If war calls forth courage and sacrifice, it may generate an unwillingness to tolerate dissent. Wilson created the world's first propaganda machine and ordered the arrest of thousands of people merely for expressing opposition to entry by the United States into World War I. He had newspapers and magazines shut down for criticizing the war; he instituted loyalty oaths at colleges and universities; and he created an army of a quarter of a million goons who intimidated and beat dissenters. In fairness to Wilson these measures were instituted in response to the pressures of the United States attempting to accomplish a feat never attempted before: fight a major land war on the European continent. Still, Wilson's training should have disposed him toward an understanding of dissent.

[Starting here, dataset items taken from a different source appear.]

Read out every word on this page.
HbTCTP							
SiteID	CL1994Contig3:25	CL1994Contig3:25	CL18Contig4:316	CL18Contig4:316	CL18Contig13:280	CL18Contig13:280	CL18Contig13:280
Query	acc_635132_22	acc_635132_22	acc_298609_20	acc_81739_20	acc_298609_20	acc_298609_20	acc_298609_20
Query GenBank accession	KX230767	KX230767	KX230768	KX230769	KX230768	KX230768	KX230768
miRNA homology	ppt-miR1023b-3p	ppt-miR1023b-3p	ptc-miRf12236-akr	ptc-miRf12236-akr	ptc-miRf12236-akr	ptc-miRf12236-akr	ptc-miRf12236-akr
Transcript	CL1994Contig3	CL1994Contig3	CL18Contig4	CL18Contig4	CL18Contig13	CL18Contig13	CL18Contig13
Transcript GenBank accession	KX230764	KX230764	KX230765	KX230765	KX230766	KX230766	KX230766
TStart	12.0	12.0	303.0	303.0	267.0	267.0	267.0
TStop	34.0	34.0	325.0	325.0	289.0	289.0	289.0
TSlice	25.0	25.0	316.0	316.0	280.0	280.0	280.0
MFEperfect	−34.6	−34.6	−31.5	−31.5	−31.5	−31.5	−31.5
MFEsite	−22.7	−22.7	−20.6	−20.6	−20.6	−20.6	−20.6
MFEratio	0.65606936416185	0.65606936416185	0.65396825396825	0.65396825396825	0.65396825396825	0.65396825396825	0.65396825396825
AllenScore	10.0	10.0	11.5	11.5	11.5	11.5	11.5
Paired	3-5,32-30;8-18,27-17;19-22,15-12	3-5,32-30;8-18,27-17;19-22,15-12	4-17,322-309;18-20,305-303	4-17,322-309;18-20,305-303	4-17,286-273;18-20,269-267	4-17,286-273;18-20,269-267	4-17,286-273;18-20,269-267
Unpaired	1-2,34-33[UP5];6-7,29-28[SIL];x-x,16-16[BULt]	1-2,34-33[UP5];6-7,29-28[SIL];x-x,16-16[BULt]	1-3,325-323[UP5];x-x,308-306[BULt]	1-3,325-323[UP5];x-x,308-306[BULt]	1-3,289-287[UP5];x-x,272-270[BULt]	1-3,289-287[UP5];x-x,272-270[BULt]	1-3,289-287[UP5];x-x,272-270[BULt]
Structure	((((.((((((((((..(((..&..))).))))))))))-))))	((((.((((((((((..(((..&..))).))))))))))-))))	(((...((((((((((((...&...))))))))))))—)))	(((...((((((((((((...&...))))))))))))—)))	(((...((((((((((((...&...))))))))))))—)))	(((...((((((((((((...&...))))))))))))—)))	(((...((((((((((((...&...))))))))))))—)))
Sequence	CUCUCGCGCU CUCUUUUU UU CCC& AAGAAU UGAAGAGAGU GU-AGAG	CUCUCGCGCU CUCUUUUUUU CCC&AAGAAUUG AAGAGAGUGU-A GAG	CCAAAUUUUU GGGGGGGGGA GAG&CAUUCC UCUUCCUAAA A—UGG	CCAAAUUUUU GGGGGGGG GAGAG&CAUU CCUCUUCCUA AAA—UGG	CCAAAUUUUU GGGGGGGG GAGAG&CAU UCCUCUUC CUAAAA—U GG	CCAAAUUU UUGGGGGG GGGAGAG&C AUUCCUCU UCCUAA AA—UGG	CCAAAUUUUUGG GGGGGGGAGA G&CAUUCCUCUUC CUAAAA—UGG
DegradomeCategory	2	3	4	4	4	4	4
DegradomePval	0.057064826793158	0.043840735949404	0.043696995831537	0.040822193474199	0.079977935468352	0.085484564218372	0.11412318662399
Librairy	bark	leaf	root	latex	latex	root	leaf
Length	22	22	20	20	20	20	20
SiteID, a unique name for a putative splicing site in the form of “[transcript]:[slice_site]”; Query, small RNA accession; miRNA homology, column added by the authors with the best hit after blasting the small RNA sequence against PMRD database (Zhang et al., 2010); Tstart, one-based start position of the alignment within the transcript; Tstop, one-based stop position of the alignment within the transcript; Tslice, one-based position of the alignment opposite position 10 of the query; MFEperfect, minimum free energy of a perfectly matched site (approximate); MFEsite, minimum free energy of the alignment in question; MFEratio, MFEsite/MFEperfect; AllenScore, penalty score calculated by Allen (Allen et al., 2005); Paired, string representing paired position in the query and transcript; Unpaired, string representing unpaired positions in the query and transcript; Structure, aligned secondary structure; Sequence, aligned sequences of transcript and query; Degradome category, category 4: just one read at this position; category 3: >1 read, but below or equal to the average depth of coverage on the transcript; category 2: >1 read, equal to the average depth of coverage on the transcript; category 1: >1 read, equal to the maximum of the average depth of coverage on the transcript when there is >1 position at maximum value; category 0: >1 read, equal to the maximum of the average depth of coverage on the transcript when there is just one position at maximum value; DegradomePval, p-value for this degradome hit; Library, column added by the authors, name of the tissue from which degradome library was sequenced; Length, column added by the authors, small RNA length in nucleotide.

At present, Barack Obama faces no such challenge. The war in Iraq is winding down. Yet history demonstrates conclusively one fact: the unpredictability of events is normal. The Arab-Israeli conflict is likely to be more strident, if only because Obama's candidacy has raised hopes to a very high level in the Arab world. Muslims expect Obama to act in their favor, and Obama would have the freedom to act in ways that no president -- especially a Democratic president -- could act. Should he act in a way that is perceived as harmful to the basic interests of Israel, dissent on a large scale would begin, for such a policy would unite two groups hitherto at political poles: liberal Jews and evangelical Christians.
Would Barack Obama attempt the repressive measures of Woodrow Wilson? The moralistic tone of his pronouncements indicate that he is man who is unwilling to accede to any views except his own when confronted with a crisis. And his temperament might tempt him to try. By his own admission he spent his college years hanging out with Marxists, structural feminists, and radicals. His association with Bill Ayers is too well known to require repeating. These groups are not known for the tolerance of dissent.
And in all frankness the stress of being the first black man to be president may act upon Obama's mind in such a way that he might be tempted to coerce opponents into sub- mission.
Would a policy of repression succeed? Unlikely, for the political and legal system have matured to the point that the American polity would resist -- perhaps violently -- such an assault on its civil liberties. Yet Obama's campaign has demonstrated a willingness to use the legal system to intimidate the opposition into withdrawing or moderating criticism of Obama the candidate. Should he become president, he will have the vast power of the American presidency at his disposal. And given the adoration of him expressed by the mainstream media (and it willingness to overlook the troubling aspects of his campaign) it is unlikely that he would face the harsh criticism that Richard Nixon faced when he attempted to intimidate opponents.
A policy of political repression would destroy or seriously undermine the claim by the Democratic Party to be the champions of dissent. How would the Party answer such a charge? By denial and obfuscation, as can be seen by anyone studying the response by Democrats to the financial meltdown of Fannie Mae and Freddie Mac. Yet truth can be suppressed only so long. And if Andrew Jackson was the Alpha of the Democratic Party, Barack Obama may be its Omega. The intense desire for power, the determination to overcome all opposition, and the passion drove Jackson, that animated Wilson, Franklin Roosevelt, Harry Truman, and Lyndon Johnson may lead Obama to commit acts that might signal the end of the Democratic Party.